La séance touchait à sa fin. Alors que l’horloge de l’Hémicycle approchait minuit, vendredi 14 octobre, la cheffe de file des députés « insoumis », Mathilde Panot, prend soudainement la parole pour réclamer la prolongation des débats sur le projet de loi de finances (PLF). L’élue du Val-de-Marne accuse le ministre des comptes publics, Gabriel Attal, et la coalition présidentielle d’avoir fait traîner les discussions pour éviter d’étudier dès ce vendredi soir les amendements à venir de la Nouvelle Union populaire, écologiste et sociale (Nupes) qui visent à rétablir l’impôt sur la fortune (ISF), supprimé en 2017 par Emmanuel Macron.
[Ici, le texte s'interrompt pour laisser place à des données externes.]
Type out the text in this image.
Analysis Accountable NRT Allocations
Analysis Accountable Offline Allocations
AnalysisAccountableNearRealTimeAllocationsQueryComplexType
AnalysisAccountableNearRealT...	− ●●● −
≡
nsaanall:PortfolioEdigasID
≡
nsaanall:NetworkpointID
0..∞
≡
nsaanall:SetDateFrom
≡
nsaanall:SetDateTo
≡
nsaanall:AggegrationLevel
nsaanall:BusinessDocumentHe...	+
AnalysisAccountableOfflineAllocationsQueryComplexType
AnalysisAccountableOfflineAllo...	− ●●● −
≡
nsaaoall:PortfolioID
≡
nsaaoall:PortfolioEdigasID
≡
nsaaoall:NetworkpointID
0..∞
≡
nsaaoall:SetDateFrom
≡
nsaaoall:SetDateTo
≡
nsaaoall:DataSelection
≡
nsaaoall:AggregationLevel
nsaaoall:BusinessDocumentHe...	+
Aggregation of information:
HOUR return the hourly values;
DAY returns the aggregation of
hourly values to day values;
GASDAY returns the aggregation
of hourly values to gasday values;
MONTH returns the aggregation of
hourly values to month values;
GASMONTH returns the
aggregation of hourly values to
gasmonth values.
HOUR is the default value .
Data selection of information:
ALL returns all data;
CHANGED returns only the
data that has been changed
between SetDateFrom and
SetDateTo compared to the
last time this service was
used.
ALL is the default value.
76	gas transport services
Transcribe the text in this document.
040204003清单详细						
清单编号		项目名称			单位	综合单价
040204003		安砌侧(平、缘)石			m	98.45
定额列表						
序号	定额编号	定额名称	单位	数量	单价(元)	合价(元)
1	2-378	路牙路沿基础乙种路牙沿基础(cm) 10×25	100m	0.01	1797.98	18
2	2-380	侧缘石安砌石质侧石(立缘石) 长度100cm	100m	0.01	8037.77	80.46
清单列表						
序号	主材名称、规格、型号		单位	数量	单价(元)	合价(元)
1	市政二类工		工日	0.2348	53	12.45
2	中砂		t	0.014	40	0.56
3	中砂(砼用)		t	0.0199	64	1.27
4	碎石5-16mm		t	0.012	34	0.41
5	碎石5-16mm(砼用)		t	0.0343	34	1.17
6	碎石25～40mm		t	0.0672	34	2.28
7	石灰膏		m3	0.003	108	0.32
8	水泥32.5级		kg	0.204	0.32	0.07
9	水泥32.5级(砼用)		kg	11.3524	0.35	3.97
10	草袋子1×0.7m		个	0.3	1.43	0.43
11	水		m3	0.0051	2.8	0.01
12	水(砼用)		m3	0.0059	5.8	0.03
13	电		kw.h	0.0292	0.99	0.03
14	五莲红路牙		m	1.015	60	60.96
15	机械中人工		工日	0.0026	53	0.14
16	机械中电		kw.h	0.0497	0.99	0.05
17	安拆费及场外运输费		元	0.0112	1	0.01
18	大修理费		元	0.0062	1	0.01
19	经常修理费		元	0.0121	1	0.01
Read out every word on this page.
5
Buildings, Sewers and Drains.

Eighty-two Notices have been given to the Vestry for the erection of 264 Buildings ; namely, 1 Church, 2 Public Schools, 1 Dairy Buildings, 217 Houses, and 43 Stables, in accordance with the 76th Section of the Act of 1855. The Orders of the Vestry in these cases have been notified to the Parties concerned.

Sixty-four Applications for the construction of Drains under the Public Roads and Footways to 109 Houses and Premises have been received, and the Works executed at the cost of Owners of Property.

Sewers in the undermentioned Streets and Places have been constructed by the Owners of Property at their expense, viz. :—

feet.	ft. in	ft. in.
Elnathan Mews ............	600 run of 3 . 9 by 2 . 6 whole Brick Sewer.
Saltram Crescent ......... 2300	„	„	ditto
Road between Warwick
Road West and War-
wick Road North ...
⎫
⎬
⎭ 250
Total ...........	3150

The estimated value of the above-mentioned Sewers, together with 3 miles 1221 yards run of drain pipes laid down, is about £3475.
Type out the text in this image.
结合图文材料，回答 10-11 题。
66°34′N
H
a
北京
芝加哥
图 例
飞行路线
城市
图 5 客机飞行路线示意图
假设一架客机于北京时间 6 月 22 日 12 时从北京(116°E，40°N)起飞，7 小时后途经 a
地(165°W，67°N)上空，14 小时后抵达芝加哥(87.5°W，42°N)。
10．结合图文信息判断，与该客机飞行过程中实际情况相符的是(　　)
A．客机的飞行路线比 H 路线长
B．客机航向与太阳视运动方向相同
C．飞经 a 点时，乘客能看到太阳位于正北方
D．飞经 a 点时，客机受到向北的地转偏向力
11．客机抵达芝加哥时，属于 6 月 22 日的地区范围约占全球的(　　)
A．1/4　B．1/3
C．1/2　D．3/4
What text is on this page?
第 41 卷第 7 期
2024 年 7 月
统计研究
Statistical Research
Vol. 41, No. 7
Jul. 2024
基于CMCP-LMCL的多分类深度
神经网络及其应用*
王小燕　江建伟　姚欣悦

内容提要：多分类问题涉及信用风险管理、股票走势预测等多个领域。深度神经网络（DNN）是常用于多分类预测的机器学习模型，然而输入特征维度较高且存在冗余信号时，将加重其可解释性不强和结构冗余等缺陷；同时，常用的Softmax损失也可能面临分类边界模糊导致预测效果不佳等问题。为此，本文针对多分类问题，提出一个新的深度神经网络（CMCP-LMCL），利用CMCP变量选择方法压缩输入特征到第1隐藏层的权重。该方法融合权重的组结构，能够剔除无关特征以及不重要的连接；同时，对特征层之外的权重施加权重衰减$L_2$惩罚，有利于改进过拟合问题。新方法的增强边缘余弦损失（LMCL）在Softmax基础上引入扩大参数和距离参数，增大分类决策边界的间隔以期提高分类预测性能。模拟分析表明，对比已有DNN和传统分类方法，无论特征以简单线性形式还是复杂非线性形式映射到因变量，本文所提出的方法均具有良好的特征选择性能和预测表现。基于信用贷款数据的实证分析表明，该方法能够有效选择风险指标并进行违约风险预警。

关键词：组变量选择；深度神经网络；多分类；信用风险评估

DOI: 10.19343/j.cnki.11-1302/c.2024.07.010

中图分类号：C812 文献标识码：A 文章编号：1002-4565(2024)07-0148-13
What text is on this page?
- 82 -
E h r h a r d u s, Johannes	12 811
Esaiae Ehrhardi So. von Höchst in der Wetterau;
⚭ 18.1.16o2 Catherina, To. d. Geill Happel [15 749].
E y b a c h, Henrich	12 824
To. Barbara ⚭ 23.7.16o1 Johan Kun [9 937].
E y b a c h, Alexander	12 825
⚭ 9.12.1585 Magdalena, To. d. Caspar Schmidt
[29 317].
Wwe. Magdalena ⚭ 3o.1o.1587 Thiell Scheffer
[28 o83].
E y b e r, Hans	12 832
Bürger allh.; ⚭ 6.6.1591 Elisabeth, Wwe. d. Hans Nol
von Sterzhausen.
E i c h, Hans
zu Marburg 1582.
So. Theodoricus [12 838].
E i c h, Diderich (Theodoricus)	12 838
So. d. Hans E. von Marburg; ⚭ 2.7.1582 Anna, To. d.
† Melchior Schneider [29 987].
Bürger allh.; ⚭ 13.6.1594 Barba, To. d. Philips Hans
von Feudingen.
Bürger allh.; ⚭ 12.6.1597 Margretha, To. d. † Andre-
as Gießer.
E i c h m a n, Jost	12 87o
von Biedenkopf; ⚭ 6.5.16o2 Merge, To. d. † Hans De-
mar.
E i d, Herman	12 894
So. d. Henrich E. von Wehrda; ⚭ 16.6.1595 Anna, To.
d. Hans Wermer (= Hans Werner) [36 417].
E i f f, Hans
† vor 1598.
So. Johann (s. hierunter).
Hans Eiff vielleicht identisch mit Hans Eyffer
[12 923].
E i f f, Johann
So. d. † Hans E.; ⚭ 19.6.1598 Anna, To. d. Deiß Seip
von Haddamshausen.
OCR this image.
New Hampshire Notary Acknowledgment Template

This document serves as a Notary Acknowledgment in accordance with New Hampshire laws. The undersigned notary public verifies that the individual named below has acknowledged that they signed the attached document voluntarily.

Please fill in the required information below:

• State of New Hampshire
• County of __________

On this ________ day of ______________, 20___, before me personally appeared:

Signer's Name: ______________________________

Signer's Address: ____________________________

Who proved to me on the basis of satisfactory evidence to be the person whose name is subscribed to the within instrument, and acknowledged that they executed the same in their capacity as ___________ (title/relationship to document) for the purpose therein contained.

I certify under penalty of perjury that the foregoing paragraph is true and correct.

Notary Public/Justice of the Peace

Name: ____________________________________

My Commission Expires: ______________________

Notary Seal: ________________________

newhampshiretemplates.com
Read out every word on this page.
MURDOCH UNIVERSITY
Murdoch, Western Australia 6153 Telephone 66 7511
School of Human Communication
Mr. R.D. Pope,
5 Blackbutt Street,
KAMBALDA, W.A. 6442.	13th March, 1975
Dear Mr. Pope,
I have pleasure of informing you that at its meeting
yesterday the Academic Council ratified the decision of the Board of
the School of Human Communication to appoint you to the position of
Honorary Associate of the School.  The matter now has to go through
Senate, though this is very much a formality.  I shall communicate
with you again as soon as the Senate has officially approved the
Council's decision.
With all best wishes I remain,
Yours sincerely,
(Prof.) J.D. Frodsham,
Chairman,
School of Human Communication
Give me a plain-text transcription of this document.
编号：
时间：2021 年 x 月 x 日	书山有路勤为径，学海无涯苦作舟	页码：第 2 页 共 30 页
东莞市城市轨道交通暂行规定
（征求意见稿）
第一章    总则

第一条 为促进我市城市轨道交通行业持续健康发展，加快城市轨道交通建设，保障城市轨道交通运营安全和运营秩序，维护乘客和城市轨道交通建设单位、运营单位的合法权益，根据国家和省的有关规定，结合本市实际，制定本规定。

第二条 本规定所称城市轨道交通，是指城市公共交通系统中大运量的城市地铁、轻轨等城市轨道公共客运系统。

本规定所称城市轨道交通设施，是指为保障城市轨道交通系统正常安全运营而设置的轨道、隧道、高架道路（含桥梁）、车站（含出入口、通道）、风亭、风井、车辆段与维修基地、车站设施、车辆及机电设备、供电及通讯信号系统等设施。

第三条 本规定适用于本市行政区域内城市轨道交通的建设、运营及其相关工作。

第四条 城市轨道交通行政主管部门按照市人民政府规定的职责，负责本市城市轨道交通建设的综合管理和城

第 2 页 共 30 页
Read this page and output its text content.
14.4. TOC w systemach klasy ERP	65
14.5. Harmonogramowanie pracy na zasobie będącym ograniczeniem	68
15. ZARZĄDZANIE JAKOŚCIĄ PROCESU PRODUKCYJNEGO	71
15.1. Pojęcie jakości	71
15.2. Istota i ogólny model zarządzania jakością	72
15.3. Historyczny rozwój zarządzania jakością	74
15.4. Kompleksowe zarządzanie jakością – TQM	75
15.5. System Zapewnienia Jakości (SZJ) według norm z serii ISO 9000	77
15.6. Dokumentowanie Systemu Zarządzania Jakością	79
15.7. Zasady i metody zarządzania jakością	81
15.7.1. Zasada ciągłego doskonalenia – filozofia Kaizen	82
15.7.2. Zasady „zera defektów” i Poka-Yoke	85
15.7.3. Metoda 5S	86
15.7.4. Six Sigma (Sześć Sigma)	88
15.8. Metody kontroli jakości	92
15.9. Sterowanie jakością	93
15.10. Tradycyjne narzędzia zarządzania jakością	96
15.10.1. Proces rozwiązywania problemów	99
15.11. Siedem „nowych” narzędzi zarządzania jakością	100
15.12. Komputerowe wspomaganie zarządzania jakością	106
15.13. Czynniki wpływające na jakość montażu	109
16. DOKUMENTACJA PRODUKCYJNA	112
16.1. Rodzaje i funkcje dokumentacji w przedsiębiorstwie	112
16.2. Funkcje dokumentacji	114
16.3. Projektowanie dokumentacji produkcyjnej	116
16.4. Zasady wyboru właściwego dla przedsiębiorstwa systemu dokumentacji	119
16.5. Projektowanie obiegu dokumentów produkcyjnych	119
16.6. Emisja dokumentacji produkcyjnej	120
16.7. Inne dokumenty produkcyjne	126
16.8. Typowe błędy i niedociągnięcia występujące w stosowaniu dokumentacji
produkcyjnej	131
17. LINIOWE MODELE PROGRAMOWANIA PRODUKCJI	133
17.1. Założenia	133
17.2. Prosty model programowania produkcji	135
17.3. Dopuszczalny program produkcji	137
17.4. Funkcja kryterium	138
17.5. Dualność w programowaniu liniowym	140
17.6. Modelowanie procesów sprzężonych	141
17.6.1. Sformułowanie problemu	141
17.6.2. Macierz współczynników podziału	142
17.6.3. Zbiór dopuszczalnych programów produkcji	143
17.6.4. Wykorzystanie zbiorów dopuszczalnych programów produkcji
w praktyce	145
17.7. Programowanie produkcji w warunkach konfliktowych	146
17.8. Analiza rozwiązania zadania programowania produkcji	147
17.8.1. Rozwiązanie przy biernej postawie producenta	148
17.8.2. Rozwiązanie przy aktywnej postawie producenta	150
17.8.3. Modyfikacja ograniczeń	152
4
« Il est quand même bizarre que juste avant les amendements ISF, il y ait deux suspensions de séance, des prises de parole interminables de la minorité présidentielle et des ministres », déplore la députée, entourée des élus de la Nupes très mobilisés. Sa demande est d’autant plus justifiée selon elle, qu’un « bruit court d’un 49.3 » dégainé « dès lundi » par la première ministre, Elisabeth Borne, mettant fin aux discussions sur le budget. Mathilde Panot est ensuite soutenue dans sa démarche par son homologue socialiste des Landes, Boris Vallaud, qui déplore « les manœuvres dilatoires de l’exécutif et de la majorité ».
Mais cette demande est refusée immédiatement par la présidente (Renaissance) de l’Assemblée nationale, Yaël Braun-Pivet, qui interrompt dans la confusion la séance quelques minutes avant l’horaire prévu.
Dans la foulée, les élus de la Nupes s’indignent sur leurs comptes Twitter et appellent à la mobilisation pour leur « marche contre la vie chère et l’inaction climatique » organisée dimanche 16 octobre. « Encore un petit coup de canif dans le fonctionnement démocratique de nos institutions. Prélude pathétique au 49.3 ? », interroge la députée (La France insoumise, LFI) de Seine-Saint-Denis Raquel Garrido.
Lenteur des débats
Cette fin de soirée chaotique est l’épilogue d’une semaine où les débats sur le budget se sont enlisés au fil des jours. Alors qu’il reste encore plus de 2 100 amendements à examiner – sur 3 300 déposés –, la fatigue et la lassitude ont commencé à poindre chez les parlementaires après cinq journées et soirées de discussions. « On est là depuis lundi soir. On ne peut pas dire qu’on avance bien », souffle ainsi en se rendant en séance la députée (Les Républicains, LR) du Jura Marie-Christine Dalloz.
Si tous reconnaissent des débats « intéressants sur le fond », les élus des oppositions redoutent désormais que le rythme des discussions empêche de pouvoir débattre des sujets les plus clivants de ce budget. « On espère que ça va aller jusqu’aux amendements sur les “superprofits” ; on a plein de choses à dire », avance ainsi la députée (LFI) de Seine-Maritime Alma Dufour. Mais pour certains élus, cette lente avancée des débats – ils reprendront lundi après-midi –, pourrait permettre à Elisabeth Borne de justifier en début de semaine prochaine le recours au 49.3. Alors si l’issue semble inévitable, chaque camp tente de s’en renvoyer la responsabilité.